Crappy job = Finished book!
Thanks for the opportunity to share.
And it couldn’t happen to nicer guys – both Guyot and Connelly.
Wow, such great stories… I knew that was the question to ask.
So sorry I wasn’t around for the discussion – I was at the Horrorfind convention in Baltimore this weekend, with hotel internet problems plus the usual convention whirlwind.

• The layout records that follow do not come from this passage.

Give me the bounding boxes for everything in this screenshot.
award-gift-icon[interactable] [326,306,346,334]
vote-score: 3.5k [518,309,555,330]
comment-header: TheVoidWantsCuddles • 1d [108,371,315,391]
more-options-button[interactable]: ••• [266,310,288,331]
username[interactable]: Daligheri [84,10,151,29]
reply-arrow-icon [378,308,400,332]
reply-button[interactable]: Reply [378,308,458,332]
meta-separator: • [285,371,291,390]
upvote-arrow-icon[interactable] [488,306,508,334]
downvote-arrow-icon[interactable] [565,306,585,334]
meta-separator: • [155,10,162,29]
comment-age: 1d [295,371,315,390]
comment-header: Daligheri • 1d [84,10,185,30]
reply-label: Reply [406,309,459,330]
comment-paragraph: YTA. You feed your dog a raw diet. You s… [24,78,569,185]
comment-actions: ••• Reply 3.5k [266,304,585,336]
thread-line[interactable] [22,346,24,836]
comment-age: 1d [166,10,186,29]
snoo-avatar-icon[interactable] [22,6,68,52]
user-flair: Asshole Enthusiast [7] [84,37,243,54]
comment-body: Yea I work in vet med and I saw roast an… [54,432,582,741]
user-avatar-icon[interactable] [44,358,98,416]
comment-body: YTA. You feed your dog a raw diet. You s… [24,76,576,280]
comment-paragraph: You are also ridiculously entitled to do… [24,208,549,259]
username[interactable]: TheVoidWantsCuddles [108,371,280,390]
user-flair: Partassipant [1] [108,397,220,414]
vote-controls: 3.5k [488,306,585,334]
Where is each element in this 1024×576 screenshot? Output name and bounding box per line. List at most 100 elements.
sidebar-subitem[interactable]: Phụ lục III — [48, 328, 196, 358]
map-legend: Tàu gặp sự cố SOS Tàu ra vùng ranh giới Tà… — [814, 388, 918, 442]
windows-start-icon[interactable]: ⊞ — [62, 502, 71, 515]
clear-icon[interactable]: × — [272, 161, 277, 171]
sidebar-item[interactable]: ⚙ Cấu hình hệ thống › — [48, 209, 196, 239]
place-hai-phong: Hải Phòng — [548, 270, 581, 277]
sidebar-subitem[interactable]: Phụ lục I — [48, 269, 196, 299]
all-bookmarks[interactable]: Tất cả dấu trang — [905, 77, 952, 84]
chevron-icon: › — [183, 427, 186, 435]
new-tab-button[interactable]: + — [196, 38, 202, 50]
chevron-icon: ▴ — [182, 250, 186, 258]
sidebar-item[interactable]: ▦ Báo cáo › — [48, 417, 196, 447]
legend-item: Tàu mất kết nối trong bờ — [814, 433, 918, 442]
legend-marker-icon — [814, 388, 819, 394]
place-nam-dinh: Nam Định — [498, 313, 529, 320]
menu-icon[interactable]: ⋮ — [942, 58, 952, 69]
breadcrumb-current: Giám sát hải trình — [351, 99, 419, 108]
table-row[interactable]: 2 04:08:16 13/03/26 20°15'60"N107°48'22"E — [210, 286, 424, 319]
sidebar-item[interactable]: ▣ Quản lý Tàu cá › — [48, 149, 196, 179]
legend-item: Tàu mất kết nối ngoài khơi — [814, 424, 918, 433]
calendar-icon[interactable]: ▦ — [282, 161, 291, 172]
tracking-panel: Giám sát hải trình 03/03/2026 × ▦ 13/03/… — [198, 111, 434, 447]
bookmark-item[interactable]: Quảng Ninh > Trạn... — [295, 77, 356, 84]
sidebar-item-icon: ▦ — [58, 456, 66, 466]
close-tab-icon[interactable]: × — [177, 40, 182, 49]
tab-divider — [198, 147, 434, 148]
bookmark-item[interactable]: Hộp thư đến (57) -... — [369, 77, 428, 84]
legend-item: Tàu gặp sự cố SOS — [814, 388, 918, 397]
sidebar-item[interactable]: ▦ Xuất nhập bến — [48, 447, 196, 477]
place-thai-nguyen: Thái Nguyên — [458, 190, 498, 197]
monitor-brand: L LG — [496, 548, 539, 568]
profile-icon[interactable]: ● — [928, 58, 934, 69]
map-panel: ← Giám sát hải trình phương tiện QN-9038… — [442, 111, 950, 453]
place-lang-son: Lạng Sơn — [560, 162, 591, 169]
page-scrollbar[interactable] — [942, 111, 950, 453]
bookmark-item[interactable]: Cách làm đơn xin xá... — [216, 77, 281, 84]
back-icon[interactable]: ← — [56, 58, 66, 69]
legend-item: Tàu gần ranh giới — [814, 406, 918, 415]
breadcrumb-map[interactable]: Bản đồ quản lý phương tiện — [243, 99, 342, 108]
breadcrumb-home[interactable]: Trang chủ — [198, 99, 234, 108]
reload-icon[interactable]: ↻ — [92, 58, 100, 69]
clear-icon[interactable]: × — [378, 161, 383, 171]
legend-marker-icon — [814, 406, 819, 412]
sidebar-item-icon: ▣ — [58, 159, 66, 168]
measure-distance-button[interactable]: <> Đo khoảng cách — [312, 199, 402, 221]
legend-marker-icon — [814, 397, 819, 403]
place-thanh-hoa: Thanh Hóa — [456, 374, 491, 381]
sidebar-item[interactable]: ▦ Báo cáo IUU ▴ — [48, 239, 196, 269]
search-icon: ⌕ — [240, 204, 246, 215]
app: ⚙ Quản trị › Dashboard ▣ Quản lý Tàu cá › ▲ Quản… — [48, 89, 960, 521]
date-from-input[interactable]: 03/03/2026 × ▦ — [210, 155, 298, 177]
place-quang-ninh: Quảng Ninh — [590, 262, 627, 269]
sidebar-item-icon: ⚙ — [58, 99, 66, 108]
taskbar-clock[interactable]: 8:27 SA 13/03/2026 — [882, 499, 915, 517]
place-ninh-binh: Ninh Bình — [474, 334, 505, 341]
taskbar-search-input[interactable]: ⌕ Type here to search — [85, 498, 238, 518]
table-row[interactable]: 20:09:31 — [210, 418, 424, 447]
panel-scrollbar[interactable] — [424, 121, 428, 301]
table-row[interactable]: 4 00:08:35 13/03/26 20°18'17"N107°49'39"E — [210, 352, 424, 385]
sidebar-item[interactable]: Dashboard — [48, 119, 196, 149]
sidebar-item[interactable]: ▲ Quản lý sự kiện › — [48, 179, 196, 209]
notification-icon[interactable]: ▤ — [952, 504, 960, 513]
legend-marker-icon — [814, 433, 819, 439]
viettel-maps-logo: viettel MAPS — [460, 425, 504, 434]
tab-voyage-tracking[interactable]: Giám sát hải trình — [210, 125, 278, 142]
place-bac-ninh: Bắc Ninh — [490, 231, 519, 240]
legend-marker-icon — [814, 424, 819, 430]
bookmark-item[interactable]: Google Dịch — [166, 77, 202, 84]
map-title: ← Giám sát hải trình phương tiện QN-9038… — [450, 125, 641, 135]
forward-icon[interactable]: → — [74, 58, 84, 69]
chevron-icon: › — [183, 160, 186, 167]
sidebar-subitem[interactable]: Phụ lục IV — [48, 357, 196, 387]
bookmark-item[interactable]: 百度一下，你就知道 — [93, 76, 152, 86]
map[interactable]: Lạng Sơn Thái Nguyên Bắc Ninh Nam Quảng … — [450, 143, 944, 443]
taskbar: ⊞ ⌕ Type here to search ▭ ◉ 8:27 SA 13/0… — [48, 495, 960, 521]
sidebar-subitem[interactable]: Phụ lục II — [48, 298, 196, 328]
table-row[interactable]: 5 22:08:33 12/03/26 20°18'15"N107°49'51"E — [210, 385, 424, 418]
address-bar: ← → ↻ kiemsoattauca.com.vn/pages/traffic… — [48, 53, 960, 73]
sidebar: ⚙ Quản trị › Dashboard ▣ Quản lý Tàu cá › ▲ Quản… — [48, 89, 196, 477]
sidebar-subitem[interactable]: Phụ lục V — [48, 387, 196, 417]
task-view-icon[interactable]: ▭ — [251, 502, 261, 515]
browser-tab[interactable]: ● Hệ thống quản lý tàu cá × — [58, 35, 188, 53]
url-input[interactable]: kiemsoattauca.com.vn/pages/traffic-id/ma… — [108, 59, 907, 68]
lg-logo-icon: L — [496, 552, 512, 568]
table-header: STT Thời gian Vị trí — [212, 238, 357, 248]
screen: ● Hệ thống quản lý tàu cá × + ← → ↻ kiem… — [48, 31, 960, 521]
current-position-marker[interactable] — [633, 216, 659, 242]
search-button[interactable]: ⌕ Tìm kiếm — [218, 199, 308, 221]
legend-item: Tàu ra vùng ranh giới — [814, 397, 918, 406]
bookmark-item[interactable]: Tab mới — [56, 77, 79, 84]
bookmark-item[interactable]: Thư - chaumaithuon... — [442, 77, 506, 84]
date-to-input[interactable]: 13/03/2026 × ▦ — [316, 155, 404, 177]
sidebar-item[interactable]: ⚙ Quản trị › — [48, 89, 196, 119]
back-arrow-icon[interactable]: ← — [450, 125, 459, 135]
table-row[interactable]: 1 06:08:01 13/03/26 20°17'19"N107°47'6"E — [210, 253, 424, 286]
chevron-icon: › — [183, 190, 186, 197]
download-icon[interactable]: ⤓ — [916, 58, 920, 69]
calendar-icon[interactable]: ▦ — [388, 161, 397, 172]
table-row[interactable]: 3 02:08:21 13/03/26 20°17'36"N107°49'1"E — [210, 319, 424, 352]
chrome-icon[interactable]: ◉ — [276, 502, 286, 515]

It’s amazing to hear how similar the signs are (Toni and I practically had the same life, obviously!) Jeremy’s story also hit a lot of nerves – it would have been so easy for me to go the psych/science route, too – it was only that summer in Istanbul that woke me up.
(Mike – my parents, of course, had no idea what I was going through – it didn’t occur to me to tell them. My father grew up in a politically volatile country and my mother told me years later that she only let me go because she thought I’d run away from home if she didn’t. I was floored. Even at that age I knew that running away = prostitution.)
Charlene, Mrs. Vandekamp’s short story assignment is FASCINATING.There’s an element of sadism there – fourth graders writing stories about each other? Very dicey…
Thanks a million for sharing, everyone… I’m going to be rereading and aavoring all day.